А ночами тебя преследует один и тот же повторяющийся сон: ты едешь в машине на большой скорости, дорога узкая, в одну сторону.. И впереди тебя тихонько едут вишневые жигули. Расстояние стремительно сокращается, ты давишь на тормоз, но тормоза не срабатывают, тебя несет,  и некуда свернуть, и невозможно ни спастись, ни избежать. Ты врезаешься, широко распахнув глаза от ужаса.. Ночь, комната, фонарь.. Жива."

Они.
"Моногамия.

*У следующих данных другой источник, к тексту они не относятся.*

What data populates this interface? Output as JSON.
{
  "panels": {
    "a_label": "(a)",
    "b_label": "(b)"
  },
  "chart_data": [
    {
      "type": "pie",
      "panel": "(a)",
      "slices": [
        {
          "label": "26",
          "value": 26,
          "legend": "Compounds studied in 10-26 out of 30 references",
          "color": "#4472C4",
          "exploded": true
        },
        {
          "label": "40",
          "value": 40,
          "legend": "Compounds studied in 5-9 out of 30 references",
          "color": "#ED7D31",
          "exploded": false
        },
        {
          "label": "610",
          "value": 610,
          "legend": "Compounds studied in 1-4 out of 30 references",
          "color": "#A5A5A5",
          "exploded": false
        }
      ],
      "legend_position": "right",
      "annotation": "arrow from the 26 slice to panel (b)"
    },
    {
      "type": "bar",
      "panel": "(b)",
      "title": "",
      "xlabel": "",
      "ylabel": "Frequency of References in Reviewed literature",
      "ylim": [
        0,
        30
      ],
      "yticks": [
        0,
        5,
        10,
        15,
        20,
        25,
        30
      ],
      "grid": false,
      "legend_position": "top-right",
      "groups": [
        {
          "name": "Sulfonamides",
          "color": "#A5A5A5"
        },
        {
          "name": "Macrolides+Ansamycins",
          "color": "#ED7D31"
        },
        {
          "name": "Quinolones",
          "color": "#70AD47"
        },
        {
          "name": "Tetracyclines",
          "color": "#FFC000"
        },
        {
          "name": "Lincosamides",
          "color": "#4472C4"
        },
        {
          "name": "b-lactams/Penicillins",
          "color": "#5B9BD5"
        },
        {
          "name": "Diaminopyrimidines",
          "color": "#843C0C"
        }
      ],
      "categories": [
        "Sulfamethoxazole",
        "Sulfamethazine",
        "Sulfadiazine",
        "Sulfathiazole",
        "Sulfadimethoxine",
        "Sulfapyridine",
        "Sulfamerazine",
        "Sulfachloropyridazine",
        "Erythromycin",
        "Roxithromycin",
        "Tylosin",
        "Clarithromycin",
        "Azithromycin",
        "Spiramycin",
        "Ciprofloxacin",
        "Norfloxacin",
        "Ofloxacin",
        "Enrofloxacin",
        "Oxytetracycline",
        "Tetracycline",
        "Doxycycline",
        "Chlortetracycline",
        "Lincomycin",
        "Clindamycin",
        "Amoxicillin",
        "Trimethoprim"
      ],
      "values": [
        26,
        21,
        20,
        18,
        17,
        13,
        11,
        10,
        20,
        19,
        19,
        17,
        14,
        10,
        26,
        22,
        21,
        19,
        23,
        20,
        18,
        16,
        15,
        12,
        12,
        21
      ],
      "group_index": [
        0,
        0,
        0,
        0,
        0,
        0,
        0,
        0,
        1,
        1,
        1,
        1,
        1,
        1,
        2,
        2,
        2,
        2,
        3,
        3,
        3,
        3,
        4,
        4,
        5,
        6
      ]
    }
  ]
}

Так это называется. Твое сердце, твоя душа и твое тело принадлежит одному-единственному человеку, а для других там места нет. И это настолько всерьез, что ты готова уничтожить все и всякого, кто покушается на твое пространство, предназначенное для этого самого единственного. Для всех остальных это запретная территория. Не влезай - убьет."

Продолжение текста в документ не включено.